Сено на чердаке путалось в волосах, травинки покалывали спину, руки, обнажённые бёдра, мешали каждому движению, но молодость неприхотлива и упоительна в своих желаниях.
Ах, война, ты война! Что ты подлая сделала?..
…Павлина Сергеевна, взмахнув от лица рукой, как отгоняют мух, сморгнула неожиданные воспоминания. Одинокая и затерянная, как сухая веточка ромашки в ворохе сена, она осталась на этом свете терпеливо доживать сиротскую старость.
«Вот и наседка куда-то запропастилась с выводком», – она прислушалась, стараясь уловить сквозь шум деревьев характерное квохтание, но, кроме утробного ворчания грозы да тревожного лепета деревьев,
В доме сразу стало темно и сыро, как будто тучи, влезая в окна, развешивали по всем углам свои мокрые лохмотья.
Пришлось включить свет, который в одно мгновение разогнал все навязчивые видения. «Куда-то Кирюша запропастился, голова бедовая?» – впервые назвав своего постояльца не Кириллом, как его называла до этого, а Кирюшей, она неожиданно поразилась тому, что неожиданно сравнивает его, сегодняшнего гостя, с тем, теперь таким далёким и негасимым образом…
Война смахнула, скомкала и растоптала её, только что начинающую жизнь, в бутоне, в самом первоцвете…

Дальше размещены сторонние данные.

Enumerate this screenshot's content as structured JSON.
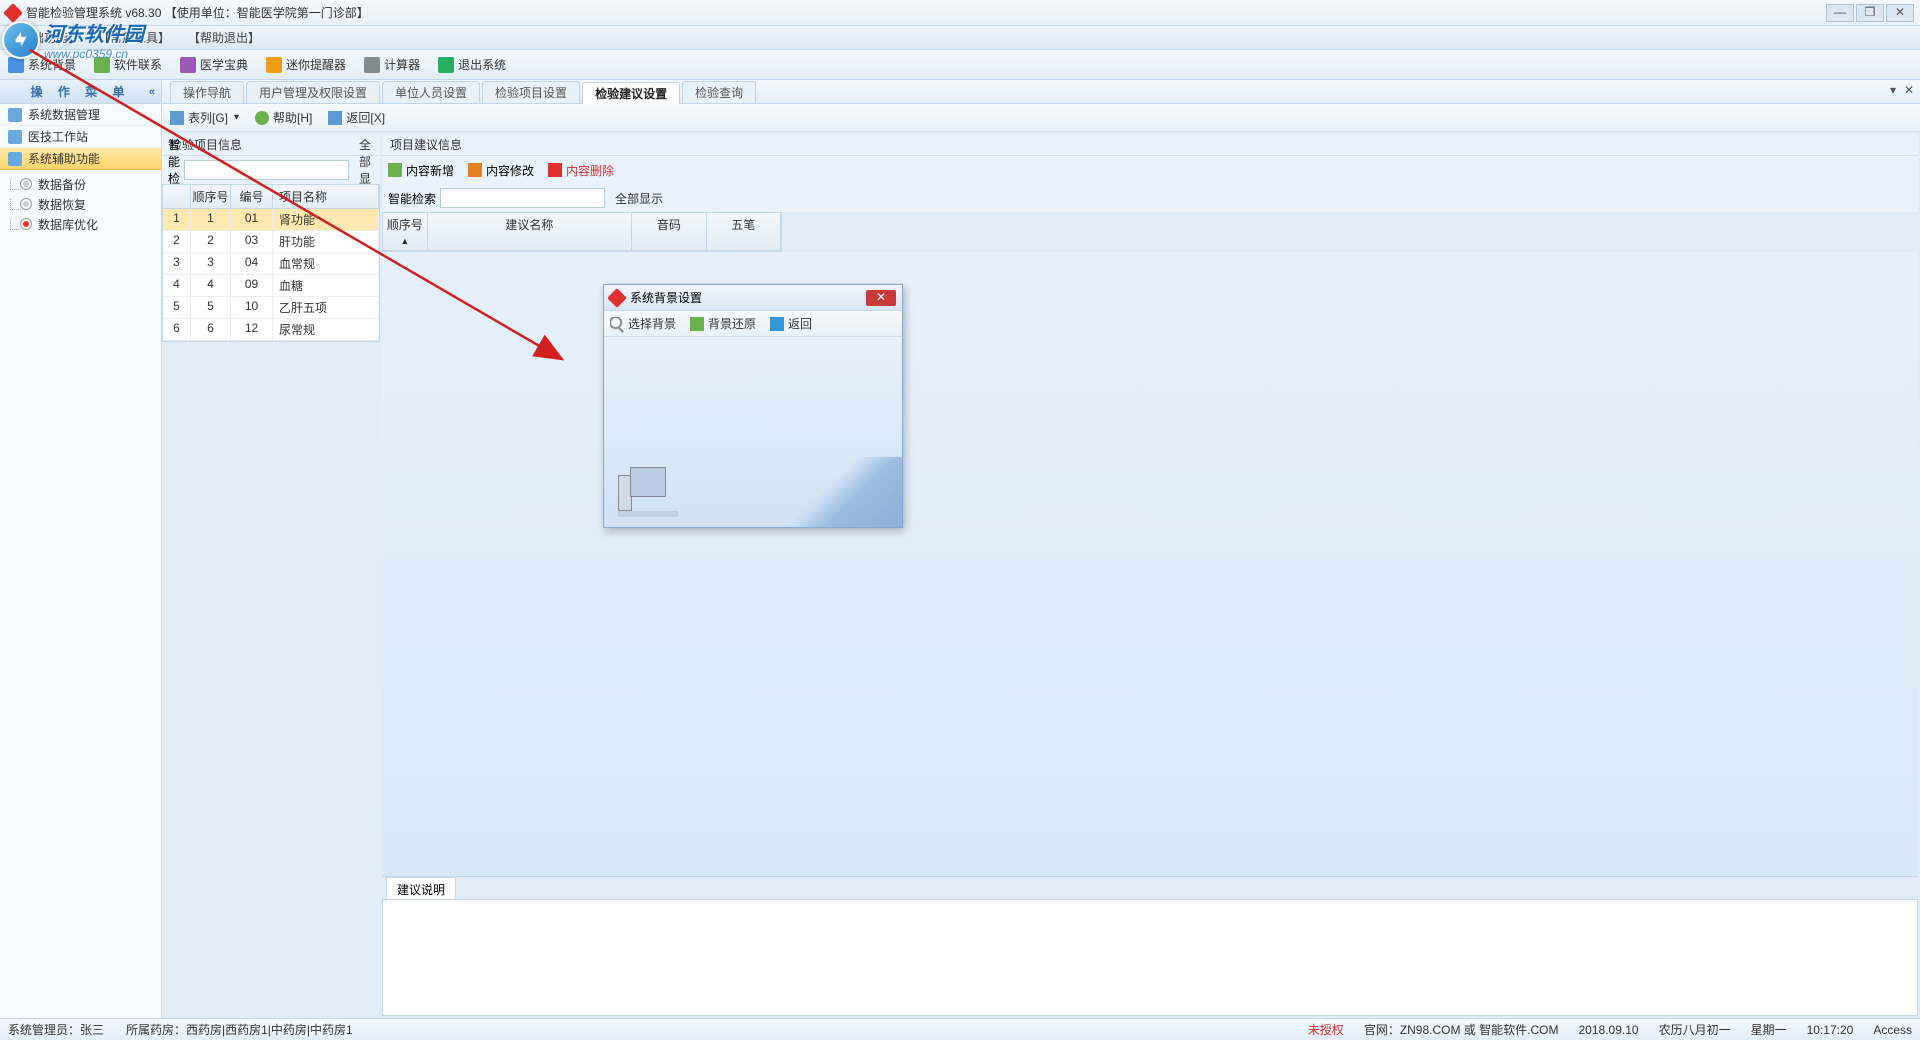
{
  "title": "智能检验管理系统 v68.30      【使用单位：智能医学院第一门诊部】",
  "menus": {
    "m1": "【基础功能】",
    "m2": "【常用工具】",
    "m3": "【帮助退出】"
  },
  "toolbar": {
    "t1": "系统背景",
    "t2": "软件联系",
    "t3": "医学宝典",
    "t4": "迷你提醒器",
    "t5": "计算器",
    "t6": "退出系统"
  },
  "watermark": {
    "zh": "河东软件园",
    "url": "www.pc0359.cn"
  },
  "sidebar": {
    "header": "操 作 菜 单",
    "item1": "系统数据管理",
    "item2": "医技工作站",
    "item3": "系统辅助功能",
    "tree": {
      "a": "数据备份",
      "b": "数据恢复",
      "c": "数据库优化"
    }
  },
  "tabs": {
    "t1": "操作导航",
    "t2": "用户管理及权限设置",
    "t3": "单位人员设置",
    "t4": "检验项目设置",
    "t5": "检验建议设置",
    "t6": "检验查询"
  },
  "subtb": {
    "b1": "表列[G]",
    "b2": "帮助[H]",
    "b3": "返回[X]"
  },
  "leftPanel": {
    "title": "检验项目信息",
    "searchLabel": "智能检索",
    "showAll": "全部显示",
    "cols": {
      "seq": "顺序号",
      "code": "编号",
      "name": "项目名称"
    },
    "rows": [
      {
        "i": "1",
        "seq": "1",
        "code": "01",
        "name": "肾功能"
      },
      {
        "i": "2",
        "seq": "2",
        "code": "03",
        "name": "肝功能"
      },
      {
        "i": "3",
        "seq": "3",
        "code": "04",
        "name": "血常规"
      },
      {
        "i": "4",
        "seq": "4",
        "code": "09",
        "name": "血糖"
      },
      {
        "i": "5",
        "seq": "5",
        "code": "10",
        "name": "乙肝五项"
      },
      {
        "i": "6",
        "seq": "6",
        "code": "12",
        "name": "尿常规"
      }
    ]
  },
  "rightPanel": {
    "title": "项目建议信息",
    "actions": {
      "add": "内容新增",
      "edit": "内容修改",
      "del": "内容删除"
    },
    "searchLabel": "智能检索",
    "showAll": "全部显示",
    "cols": {
      "seq": "顺序号",
      "name": "建议名称",
      "py": "音码",
      "wb": "五笔"
    },
    "descTab": "建议说明"
  },
  "dialog": {
    "title": "系统背景设置",
    "b1": "选择背景",
    "b2": "背景还原",
    "b3": "返回"
  },
  "status": {
    "admin": "系统管理员：张三",
    "dept": "所属药房：西药房|西药房1|中药房|中药房1",
    "auth": "未授权",
    "site": "官网：ZN98.COM 或 智能软件.COM",
    "date": "2018.09.10",
    "lunar": "农历八月初一",
    "week": "星期一",
    "time": "10:17:20",
    "db": "Access"
  }
}
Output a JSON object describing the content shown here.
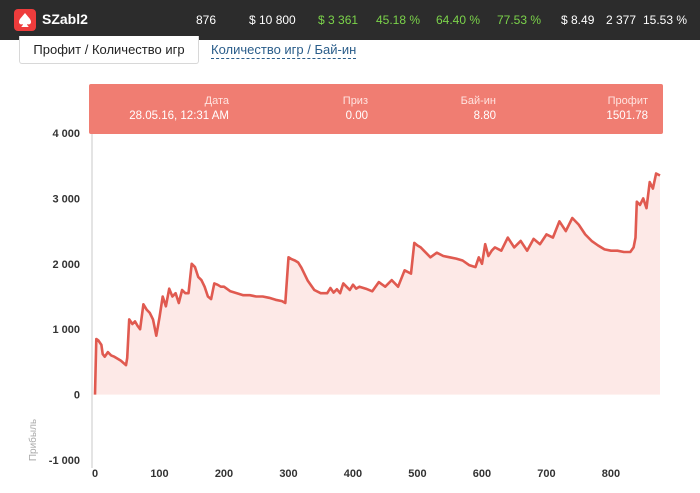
{
  "header": {
    "player": "SZabl2",
    "stats": [
      {
        "text": "876",
        "color": "white"
      },
      {
        "text": "$ 10 800",
        "color": "white"
      },
      {
        "text": "$ 3 361",
        "color": "green"
      },
      {
        "text": "45.18 %",
        "color": "green"
      },
      {
        "text": "64.40 %",
        "color": "green"
      },
      {
        "text": "77.53 %",
        "color": "green"
      },
      {
        "text": "$ 8.49",
        "color": "white"
      },
      {
        "text": "2 377",
        "color": "white"
      },
      {
        "text": "15.53 %",
        "color": "white"
      }
    ]
  },
  "tabs": {
    "active": "Профит / Количество игр",
    "other": "Количество игр / Бай-ин"
  },
  "tooltip": {
    "date_label": "Дата",
    "date_value": "28.05.16, 12:31 AM",
    "prize_label": "Приз",
    "prize_value": "0.00",
    "buyin_label": "Бай-ин",
    "buyin_value": "8.80",
    "profit_label": "Профит",
    "profit_value": "1501.78"
  },
  "colors": {
    "accent": "#f07d72",
    "line": "#e05a50",
    "area": "#fde9e7",
    "header_bg": "#2c2c2c",
    "positive": "#7bd34a"
  },
  "chart_data": {
    "type": "area",
    "title": "",
    "xlabel": "",
    "ylabel": "Прибыль",
    "xlim": [
      0,
      876
    ],
    "ylim": [
      -1000,
      4000
    ],
    "xticks": [
      "0",
      "100",
      "200",
      "300",
      "400",
      "500",
      "600",
      "700",
      "800"
    ],
    "yticks": [
      "-1 000",
      "0",
      "1 000",
      "2 000",
      "3 000",
      "4 000"
    ],
    "grid": false,
    "series": [
      {
        "name": "",
        "x": [
          0,
          2,
          5,
          10,
          12,
          15,
          20,
          25,
          30,
          40,
          48,
          50,
          53,
          58,
          62,
          66,
          70,
          75,
          80,
          85,
          90,
          95,
          100,
          105,
          110,
          115,
          120,
          125,
          130,
          135,
          140,
          145,
          150,
          155,
          160,
          165,
          170,
          175,
          180,
          185,
          190,
          195,
          200,
          210,
          220,
          230,
          240,
          250,
          260,
          270,
          280,
          290,
          295,
          300,
          305,
          310,
          315,
          320,
          330,
          340,
          350,
          360,
          365,
          370,
          375,
          380,
          385,
          390,
          395,
          400,
          405,
          410,
          420,
          430,
          440,
          450,
          460,
          470,
          480,
          490,
          495,
          500,
          505,
          510,
          520,
          530,
          540,
          550,
          560,
          570,
          580,
          590,
          595,
          600,
          605,
          610,
          615,
          620,
          630,
          640,
          650,
          660,
          670,
          680,
          690,
          700,
          710,
          720,
          730,
          740,
          750,
          760,
          770,
          780,
          790,
          800,
          810,
          820,
          830,
          835,
          838,
          840,
          845,
          850,
          855,
          860,
          865,
          870,
          876
        ],
        "values": [
          0,
          850,
          830,
          760,
          620,
          580,
          650,
          600,
          580,
          520,
          450,
          560,
          1150,
          1080,
          1120,
          1050,
          1000,
          1380,
          1300,
          1250,
          1150,
          900,
          1180,
          1500,
          1350,
          1620,
          1500,
          1550,
          1400,
          1600,
          1550,
          1550,
          2000,
          1950,
          1800,
          1750,
          1650,
          1500,
          1460,
          1700,
          1680,
          1650,
          1650,
          1580,
          1550,
          1520,
          1520,
          1500,
          1500,
          1480,
          1450,
          1430,
          1400,
          2100,
          2070,
          2050,
          2020,
          1940,
          1740,
          1600,
          1550,
          1550,
          1630,
          1560,
          1610,
          1550,
          1700,
          1650,
          1600,
          1680,
          1620,
          1650,
          1620,
          1580,
          1720,
          1650,
          1750,
          1650,
          1900,
          1850,
          2320,
          2280,
          2250,
          2200,
          2100,
          2170,
          2120,
          2100,
          2080,
          2050,
          1980,
          1950,
          2100,
          2000,
          2300,
          2120,
          2200,
          2250,
          2200,
          2400,
          2250,
          2350,
          2200,
          2380,
          2300,
          2450,
          2400,
          2650,
          2500,
          2700,
          2600,
          2450,
          2350,
          2280,
          2220,
          2200,
          2200,
          2180,
          2180,
          2250,
          2400,
          2950,
          2900,
          3000,
          2850,
          3250,
          3150,
          3380,
          3350
        ]
      }
    ]
  }
}
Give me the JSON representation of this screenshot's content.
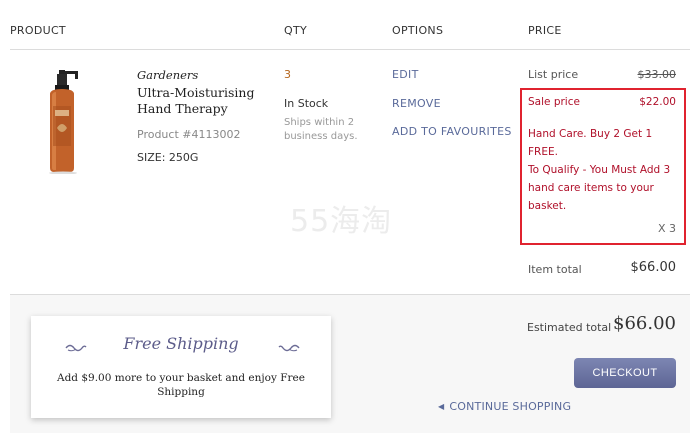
{
  "headers": {
    "product": "PRODUCT",
    "qty": "QTY",
    "options": "OPTIONS",
    "price": "PRICE"
  },
  "item": {
    "brand": "Gardeners",
    "name": "Ultra-Moisturising Hand Therapy",
    "product_number": "Product #4113002",
    "size": "SIZE: 250G",
    "qty": "3",
    "stock": "In Stock",
    "ships": "Ships within 2 business days.",
    "options": {
      "edit": "EDIT",
      "remove": "REMOVE",
      "favourites": "ADD TO FAVOURITES"
    },
    "list_label": "List price",
    "list_price": "$33.00",
    "sale_label": "Sale price",
    "sale_price": "$22.00",
    "promo_line1": "Hand Care. Buy 2 Get 1 FREE.",
    "promo_line2": "To Qualify - You Must Add 3 hand care items to your basket.",
    "times": "X 3",
    "item_total_label": "Item total",
    "item_total": "$66.00"
  },
  "watermark": "55海淘",
  "shipping": {
    "title": "Free Shipping",
    "text": "Add $9.00 more to your basket and enjoy Free Shipping"
  },
  "summary": {
    "est_label": "Estimated total",
    "est_value": "$66.00",
    "checkout": "CHECKOUT",
    "continue": "CONTINUE SHOPPING"
  },
  "colors": {
    "accent": "#5a6a9a",
    "sale": "#b0102a",
    "highlight_border": "#e0232f",
    "checkout_button": "#6a72a4"
  }
}
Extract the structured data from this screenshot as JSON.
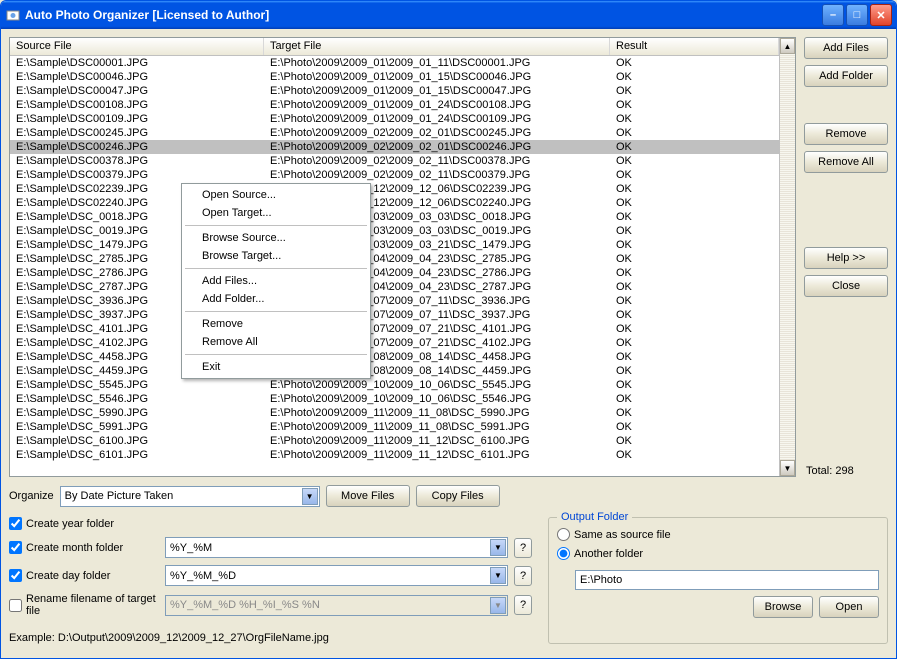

Как же, как же, писал когда-то Кирилл Назаров, будучи ещё молодым монтажником, на обшарпанном столе рабочего общежития, ломая карандаши, строки о войне, проклятой и великой:
«…Покоя нет на белом свете, как много лет назад:– Огонь! – кричат в испуге дети. – Огонь! – кричит солдат…Оборван крик. Солдат и воин лежит, к земле припав.Коровкой Божьей капля крови на молодых губах.Большой знаток огня и боя, ему сам чёрт – не брат,устал от крови и разбоя… Ты отдохни, солдат!Пока из мрака преисподней тебя на суд зовут,свинец и сталь на свет Господний травою прорастут».Того Павлушу, агронома учёного, ненаглядного и такого желанного, под широкой ладонью которого там, в пахучем пространстве деревенского чердака, сладостно томились её наливные девичьи груди, сразу же всосала жадная и чёрная воронка всеобщей мобилизации, бездонную прорву которой каждый день старались наполнить до краёв районные военкоматы.
В селе вдруг стало тихо и скорбно.
Даже тётка Марья, у которой не было ни мужа, ни сыновей, чтобы бояться за их жизни, и та, повязав чёрным платком голову, подолгу длинными вечерами простаивала на коленях перед забытыми до срока в повальном атеизме иконами. Вымаливала у Бога милосердие к русской земле и её шлемоносцам, которые, несмотря на все усилия, всё пятились и пятились назад, накапливая ярость для решающего удара.
Да, наверное, такова уж природа русского человека – надо долго колотить его по пяткам, чтобы основательно разозлить.
До боли в глазах смотрела молодая учительница, Павочка, в спину уходящего Павлушу, до первой слезы. Она тогда уже знала, чувствовала, что видит его в последний раз. Женское сердце – вещун.
Голубая даль, в которой скрылся ещё один солдат Отечества, всосала в себя душу ещё одной русской женщины, ни оставив никакой надежды на будущую встречу.
Потухшая и поблекшая, загребая босоножками придорожную пыль, она шла назад, в село, и чёрная стена печали, стена плача заслонила её от окружающего мира.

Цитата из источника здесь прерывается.